Ten years ago, the New Israel Fund had a policy of never asking our supporters to directly engage with Israeli leadership on political and social issues. Our reasoning was similar to Eisner’s — our raison d’etre was to support Israelis fighting to improve their own societies, not to give voice to Americans who objected to or supported particular policies themselves.

We have changed, the Israeli left is changing, and so is the liberal American Jewish community. Just last week, at our request, more than 2000 Americans emailed Finance Minister Moshe Kahlon asking him to oppose the pending anti-NGO law. And they did so on Christmas day.

My Israeli colleagues are grateful for this kind of support. They are also at as much risk from insecurity and violence as their right-wing neighbors. More so, actually, since they now have to worry about extremist Jews as well as knife-wielding Palestinians. They themselves say to liberal Americans: security is not what this Israeli government says it is. Almost fifty years of occupation, demonizing every Palestinian leader, delegitimizing freedom of speech and conscience, degrading Israeli democracy — these policies of the right have not made us safer. Dissent does not weaken Israel, and discussing Israel’s real challenges and mistakes are the only way forward to resolving them.

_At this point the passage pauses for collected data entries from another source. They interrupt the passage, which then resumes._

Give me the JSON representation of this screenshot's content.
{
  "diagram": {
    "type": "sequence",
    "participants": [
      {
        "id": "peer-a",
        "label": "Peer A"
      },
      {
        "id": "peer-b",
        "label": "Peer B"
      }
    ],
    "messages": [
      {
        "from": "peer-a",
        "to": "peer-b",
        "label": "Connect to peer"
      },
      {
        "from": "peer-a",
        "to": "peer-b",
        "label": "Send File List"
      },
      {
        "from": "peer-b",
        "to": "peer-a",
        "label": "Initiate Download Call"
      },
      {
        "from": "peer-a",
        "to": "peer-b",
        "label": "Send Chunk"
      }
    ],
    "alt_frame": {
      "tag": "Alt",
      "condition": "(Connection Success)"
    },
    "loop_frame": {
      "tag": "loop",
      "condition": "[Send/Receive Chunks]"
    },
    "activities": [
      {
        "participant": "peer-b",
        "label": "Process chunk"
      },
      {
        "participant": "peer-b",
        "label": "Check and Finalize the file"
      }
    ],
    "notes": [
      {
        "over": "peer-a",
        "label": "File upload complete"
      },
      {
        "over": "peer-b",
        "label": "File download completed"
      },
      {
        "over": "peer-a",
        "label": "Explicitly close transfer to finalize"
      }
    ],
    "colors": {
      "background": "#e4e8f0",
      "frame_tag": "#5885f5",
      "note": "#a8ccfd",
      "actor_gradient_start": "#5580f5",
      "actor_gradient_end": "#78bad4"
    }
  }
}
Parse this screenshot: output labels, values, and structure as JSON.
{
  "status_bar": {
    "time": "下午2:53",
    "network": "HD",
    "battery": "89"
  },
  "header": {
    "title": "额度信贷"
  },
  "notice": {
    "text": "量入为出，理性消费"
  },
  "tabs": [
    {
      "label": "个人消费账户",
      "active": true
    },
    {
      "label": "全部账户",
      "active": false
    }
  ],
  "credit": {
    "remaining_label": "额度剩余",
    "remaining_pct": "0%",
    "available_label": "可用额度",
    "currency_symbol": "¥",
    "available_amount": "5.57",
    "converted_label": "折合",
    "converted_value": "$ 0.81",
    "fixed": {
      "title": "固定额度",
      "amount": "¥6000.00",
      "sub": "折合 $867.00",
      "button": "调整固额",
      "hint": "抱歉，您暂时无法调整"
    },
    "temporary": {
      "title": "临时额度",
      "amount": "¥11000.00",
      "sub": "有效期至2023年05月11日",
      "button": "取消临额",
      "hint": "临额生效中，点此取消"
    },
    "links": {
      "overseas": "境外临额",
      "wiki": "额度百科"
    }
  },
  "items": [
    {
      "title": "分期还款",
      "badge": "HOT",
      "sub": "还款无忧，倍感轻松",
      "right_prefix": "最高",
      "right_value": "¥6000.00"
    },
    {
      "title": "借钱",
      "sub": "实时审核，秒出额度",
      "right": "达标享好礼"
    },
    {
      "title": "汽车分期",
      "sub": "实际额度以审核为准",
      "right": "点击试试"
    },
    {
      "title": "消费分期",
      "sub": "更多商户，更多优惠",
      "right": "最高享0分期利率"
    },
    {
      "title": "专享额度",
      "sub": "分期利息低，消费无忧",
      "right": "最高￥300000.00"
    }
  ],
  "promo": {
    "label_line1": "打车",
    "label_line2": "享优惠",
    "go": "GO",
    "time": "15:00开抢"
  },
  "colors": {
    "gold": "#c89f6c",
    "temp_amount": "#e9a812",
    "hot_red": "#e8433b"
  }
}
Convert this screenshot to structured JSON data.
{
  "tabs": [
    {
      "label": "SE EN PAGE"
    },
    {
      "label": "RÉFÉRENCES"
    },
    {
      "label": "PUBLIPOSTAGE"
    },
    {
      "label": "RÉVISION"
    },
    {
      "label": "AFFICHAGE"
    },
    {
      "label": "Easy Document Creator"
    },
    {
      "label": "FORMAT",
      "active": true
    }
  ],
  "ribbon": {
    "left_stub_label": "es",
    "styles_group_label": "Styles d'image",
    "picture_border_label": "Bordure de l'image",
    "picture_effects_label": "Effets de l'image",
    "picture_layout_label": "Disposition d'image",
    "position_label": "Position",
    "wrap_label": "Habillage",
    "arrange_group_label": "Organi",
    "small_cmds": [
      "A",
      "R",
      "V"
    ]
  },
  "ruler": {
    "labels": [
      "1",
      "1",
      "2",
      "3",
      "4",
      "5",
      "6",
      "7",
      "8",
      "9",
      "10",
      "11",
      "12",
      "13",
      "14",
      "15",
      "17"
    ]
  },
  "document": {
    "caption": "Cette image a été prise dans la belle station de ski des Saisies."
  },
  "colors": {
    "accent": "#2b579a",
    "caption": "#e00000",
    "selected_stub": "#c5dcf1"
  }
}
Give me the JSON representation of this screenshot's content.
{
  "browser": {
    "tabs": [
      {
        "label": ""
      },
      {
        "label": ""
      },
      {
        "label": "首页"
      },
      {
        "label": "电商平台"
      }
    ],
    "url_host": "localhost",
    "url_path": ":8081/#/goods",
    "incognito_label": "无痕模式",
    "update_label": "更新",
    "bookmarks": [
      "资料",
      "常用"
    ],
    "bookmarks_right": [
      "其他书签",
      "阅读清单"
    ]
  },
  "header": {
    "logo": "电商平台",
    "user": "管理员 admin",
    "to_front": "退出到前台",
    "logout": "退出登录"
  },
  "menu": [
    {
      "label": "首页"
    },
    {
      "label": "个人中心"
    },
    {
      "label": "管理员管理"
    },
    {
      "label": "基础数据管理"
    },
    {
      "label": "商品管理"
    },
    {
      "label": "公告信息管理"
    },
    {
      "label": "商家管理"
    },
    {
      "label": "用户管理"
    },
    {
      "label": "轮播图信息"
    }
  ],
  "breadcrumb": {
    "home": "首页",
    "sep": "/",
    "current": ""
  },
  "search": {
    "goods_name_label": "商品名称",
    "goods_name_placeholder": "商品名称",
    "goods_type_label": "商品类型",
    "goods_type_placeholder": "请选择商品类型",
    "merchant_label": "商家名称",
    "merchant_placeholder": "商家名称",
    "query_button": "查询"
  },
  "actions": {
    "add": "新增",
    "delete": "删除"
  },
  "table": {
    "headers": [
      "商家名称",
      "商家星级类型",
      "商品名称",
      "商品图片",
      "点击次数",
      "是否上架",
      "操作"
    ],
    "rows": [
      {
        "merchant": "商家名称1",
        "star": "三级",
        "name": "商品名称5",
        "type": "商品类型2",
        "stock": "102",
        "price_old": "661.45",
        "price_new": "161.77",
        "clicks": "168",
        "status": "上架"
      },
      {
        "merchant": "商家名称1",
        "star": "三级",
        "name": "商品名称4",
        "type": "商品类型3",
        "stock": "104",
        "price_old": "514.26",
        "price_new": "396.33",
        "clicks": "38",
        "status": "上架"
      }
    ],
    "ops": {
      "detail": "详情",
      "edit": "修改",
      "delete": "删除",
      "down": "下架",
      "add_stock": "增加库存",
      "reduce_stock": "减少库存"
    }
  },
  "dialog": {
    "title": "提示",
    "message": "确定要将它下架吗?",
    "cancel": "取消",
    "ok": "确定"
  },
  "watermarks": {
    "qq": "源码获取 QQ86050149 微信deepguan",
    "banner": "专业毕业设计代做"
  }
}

We understand Eisner’s qualms. The effort to defend democratic values in Israel must be led by Israelis — and it is. Abandoning the many Israelis who continue to fight for Israel as a liberal democracy is a serious abrogation of our responsibility as Jews, as Americans, and as progressives. We cannot look away no matter how disturbed we are by trends in Israel. We must engage. And we must do so now.

Daniel Sokatch is the CEO of the New Israel Fund.